„Also gut, aber beschwer dich hinterher nicht, wenn ich dich langweile.“ Er stupste sie neckend in die Seite. „Richtig schlimm wurde es nämlich, als ich merkte, dass mein Vater mich ernsthaft mit dir verkuppeln wollte. Am liebsten hätte ich daraufhin Lämmerbach seinem Schicksal überlassen. Doch dann war da die Drogen-Geschichte mit deinem Bruder. Du wirktest einerseits hilflos und andererseits unheimlich tapfer. Das hat mich völlig irritiert und mein Bild von dir etwas ins Wanken gebracht. Ich spürte zumindest, dass ich hier gebraucht werde, ob ich es wollte oder nicht.“ Er machte wieder eine Pause und Paula überlegte, welche ihrer vielen unangenehmen Begegnungen denn nun an die Reihe käme, denn vom Happy End waren sie noch meilenweit entfernt, das war sonnenklar.

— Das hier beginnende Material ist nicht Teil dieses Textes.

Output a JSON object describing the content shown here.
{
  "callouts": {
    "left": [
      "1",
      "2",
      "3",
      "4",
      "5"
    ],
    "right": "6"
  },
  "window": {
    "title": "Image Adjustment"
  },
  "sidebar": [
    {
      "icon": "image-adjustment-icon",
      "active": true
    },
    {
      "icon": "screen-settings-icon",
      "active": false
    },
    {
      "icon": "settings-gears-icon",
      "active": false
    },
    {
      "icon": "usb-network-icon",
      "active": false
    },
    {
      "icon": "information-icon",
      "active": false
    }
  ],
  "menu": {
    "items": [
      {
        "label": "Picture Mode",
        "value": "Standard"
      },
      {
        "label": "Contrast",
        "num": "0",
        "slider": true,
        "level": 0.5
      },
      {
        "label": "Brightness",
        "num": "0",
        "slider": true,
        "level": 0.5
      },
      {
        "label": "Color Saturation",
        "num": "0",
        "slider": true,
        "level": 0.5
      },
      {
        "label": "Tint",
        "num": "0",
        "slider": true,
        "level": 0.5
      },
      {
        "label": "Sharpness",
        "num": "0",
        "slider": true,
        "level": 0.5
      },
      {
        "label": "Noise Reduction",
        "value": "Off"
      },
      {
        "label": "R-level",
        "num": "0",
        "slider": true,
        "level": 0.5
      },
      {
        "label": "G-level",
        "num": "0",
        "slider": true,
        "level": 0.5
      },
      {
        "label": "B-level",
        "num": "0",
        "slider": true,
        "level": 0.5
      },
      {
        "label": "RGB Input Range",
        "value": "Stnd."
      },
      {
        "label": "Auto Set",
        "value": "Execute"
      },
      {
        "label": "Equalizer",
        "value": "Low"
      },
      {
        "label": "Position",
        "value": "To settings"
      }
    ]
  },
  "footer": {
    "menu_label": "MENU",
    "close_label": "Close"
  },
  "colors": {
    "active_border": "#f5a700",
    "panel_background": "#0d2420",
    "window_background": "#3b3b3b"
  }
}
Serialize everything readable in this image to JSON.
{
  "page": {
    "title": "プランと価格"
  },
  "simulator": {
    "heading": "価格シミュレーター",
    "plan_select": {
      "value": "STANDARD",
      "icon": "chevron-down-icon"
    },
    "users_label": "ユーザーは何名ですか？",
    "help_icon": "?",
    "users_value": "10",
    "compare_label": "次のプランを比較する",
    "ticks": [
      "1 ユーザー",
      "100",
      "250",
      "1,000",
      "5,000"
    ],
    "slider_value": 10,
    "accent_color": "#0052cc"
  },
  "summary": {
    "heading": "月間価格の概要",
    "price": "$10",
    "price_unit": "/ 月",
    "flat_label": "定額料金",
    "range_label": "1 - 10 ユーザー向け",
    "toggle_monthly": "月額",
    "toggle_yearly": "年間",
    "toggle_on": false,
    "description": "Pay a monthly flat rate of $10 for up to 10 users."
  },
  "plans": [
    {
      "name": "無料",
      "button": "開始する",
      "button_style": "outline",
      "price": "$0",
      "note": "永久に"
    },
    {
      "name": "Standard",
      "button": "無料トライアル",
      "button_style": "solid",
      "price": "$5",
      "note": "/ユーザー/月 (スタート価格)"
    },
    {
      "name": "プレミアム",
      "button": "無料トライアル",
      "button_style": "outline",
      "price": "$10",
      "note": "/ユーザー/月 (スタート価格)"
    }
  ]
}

Er ließ sie nicht lange im Zweifel darüber.
„Und dann kam deine Freundin Julia und dieser blödsinnige Schlittenwettbewerb. Ich weiß auch nicht, was mich an diesem Tag geritten hat, aber ich war sauer und du kamst mir dabei in die Quere. Es tut mir leid, dass du den Ärger aushalten musstest, den eigentlich die anderen verdient hatten. Ich verspreche dir, dass nichts von dem, was ich über dich gesagt habe, so gemeint war. Im Gegenteil, du hast mir mit deinem Mut sogar imponiert.“
Für Paula heilte damit im Nachhinein eine Wunde, die sie viele Monate lang mit sich herumgeschleppt hatte. „Danke“ sagte sie deshalb schlicht. Daniel schaute sie verwundert an, fuhr aber ohne eine Rückfrage fort. „Als du mich nach meinem missglückten Entschuldigungsversuch an diesem Abend mitten auf der Straße stehen hast lassen, war ich zuerst völlig verdattert. So etwas war mir noch nie zuvor im Leben passiert. Nachdem ich mich allerdings etwas von meinem Schock erholt hatte, wurde ich wütend. Ich redete mir ein, du wärst arrogant und besserwisserisch. Das gab mir die Berechtigung, mich dir gegenüber wie ein Arschloch aufzuführen. Außerdem konnte ich damit Anne ärgern.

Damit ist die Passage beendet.